Mentecatez contemporánea
Puedo afirmarlo sin rebozo: de niño creía en los cuentos de hadas; ahora que soy algo más talludito creo en los milagros, infinitamente más probables que las leyes físicas. La mentecatez contemporánea concibe el milagro como una parafernalia aparatosa y cataclísmica; ni siquiera la Iglesia, en su milenaria acumulación de sabiduría, ha logrado sustraerse del todo a esta superstición. En estos días se habla mucho sobre la posible canonización sumarísima del Papa. Para apoyar este empeño, se han empezado a recolectar sus milagros más retumbantes: su secretario, monseñor Dziwisz, ha revelado a la prensa la curación portentosa de un millonario judío aquejado de un tumor cerebral; desde la diócesis de Zacatecas, en México, se alega el caso de un niño leucémico que sanó de su enfermedad tras recibir un beso del Papa; también una muchacha hidrocéfala paraguaya se liberó de su dolencia tras la visita de Juan Pablo II a su país. Esta retahíla de milagros, tan admirable, es a un tiempo baladí: el mismo Cristo siempre experimentó una suerte de hastío o reticencia cuando alguien se acercaba a él reclamándole que realizara un milagro; de hecho, su milagro más vertiginosamente hermoso, el de su resurrección, lo completa en secreto y sólo se lo revela a sus amigos más dilectos. En realidad, mucho más asombroso que curar a un ciego es convertir a alguien en un hombre nuevo: cuando Jesús, sirviéndose sólo de su fuerza sugestiva, consigue que unos burdos y mezquinos pescadores abandonen sus barcas y lo sigan, está obrando un milagro infinitamente más conmovedor que cuando borra las llagas del cuerpo de un leproso.

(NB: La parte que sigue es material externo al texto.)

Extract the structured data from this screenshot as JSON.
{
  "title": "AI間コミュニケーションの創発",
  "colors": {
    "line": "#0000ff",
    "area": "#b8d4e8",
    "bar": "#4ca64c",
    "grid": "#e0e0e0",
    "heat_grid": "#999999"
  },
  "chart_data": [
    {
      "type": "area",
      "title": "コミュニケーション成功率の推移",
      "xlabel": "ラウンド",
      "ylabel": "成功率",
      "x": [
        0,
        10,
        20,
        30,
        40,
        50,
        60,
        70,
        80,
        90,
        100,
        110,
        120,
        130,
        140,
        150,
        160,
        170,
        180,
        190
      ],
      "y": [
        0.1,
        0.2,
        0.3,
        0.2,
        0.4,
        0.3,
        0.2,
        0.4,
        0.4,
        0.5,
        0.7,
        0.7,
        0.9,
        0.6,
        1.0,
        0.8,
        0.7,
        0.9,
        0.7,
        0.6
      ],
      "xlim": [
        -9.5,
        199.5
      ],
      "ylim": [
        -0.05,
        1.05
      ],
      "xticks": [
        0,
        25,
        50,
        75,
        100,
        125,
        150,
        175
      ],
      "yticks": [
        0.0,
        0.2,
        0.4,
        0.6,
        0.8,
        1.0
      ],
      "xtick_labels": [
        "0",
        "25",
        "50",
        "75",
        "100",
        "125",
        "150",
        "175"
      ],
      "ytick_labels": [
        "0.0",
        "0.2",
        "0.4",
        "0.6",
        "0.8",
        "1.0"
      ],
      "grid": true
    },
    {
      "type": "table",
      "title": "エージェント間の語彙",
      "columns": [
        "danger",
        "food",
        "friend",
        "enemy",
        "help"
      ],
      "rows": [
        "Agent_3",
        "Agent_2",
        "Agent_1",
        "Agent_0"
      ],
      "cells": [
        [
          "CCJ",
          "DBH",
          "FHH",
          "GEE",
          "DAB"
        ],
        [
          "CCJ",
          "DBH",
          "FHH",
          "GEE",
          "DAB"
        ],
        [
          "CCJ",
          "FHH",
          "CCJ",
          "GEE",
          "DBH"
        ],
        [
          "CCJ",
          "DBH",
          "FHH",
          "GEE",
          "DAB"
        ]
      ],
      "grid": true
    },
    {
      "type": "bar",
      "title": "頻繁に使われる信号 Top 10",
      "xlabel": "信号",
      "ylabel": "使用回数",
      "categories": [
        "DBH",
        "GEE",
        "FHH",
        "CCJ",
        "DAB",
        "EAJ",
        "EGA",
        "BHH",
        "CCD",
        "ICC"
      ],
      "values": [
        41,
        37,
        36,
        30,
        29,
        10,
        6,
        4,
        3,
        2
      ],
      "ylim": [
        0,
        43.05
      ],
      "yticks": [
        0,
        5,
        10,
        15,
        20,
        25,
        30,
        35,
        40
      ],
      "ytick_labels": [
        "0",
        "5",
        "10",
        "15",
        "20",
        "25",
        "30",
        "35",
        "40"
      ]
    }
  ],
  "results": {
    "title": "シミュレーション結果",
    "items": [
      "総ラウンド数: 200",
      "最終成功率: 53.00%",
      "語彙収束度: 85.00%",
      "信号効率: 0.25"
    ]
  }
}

Esa fuerza sugestiva del Galileo la tenía también Juan Pablo II. Su existencia ha sido una constante irradiación de santidad, una sucesión de milagros secretos que, agregados, abultarían más que cualquier mamotreto redactado por los relatores de las causas de canonización. En estos días he tenido oportunidad de conocer muchos de estos milagros secretos, hasta convertir mi estancia romana en una gozosa pululación de lo misterioso. Un sacerdote milanés me contaba ayer mismo que, en la noche de la muerte del Papa, una cincuentona que había vivido apartada de la Iglesia durante más de treinta años le solicitó confesión; en la misa de vigilia que acto seguido se celebró, esa misma mujer comulgó con los ojos arrasados de lágrimas y el rostro ensanchado por una sonrisa. ¿No es éste acaso un milagro más perturbador y gozoso que curar a un paralítico? También una mujer valenciana, escarnecida o siquiera puteada por sus compañeros de trabajo a causa de su religiosidad, obtuvo de su empresa permiso para viajar a Roma y asistir a las exequias del Pontífice; cuando ya se disponía a abandonar la oficina, sus compañeros fueron desfilando ante su mesa, pidiéndole que los encomendara en sus oraciones cuando se hallase ante el túmulo papal. «Yo, por supuesto, lo hice; y al poco me empezaron a llamar por teléfono, dándome las gracias y asegurándome que se sentían infinitamente reconfortados», me confía. ¿No atestiguan estas palabras la realidad del milagro?
Sentido común
Reconocer el milagro no es más que vindicar el reino luminoso del sentido común. El misticismo es la única forma de cordura posible que resta en el mundo. Dejemos, pues, que los locos se afanen y se desvelen con sus cábalas de «papables»; a la postre, sólo les quedará entre las manos el papelote donde emborronaron sus combinaciones, que es tan inútil y engendra tanta melancolía como el recibo de la lotería que no ha resultado agraciado. Por cierto, ¿por qué demonios la gente cree que le puede tocar la lotería y no cree en la posibilidad, infinitamente más real, del milagro?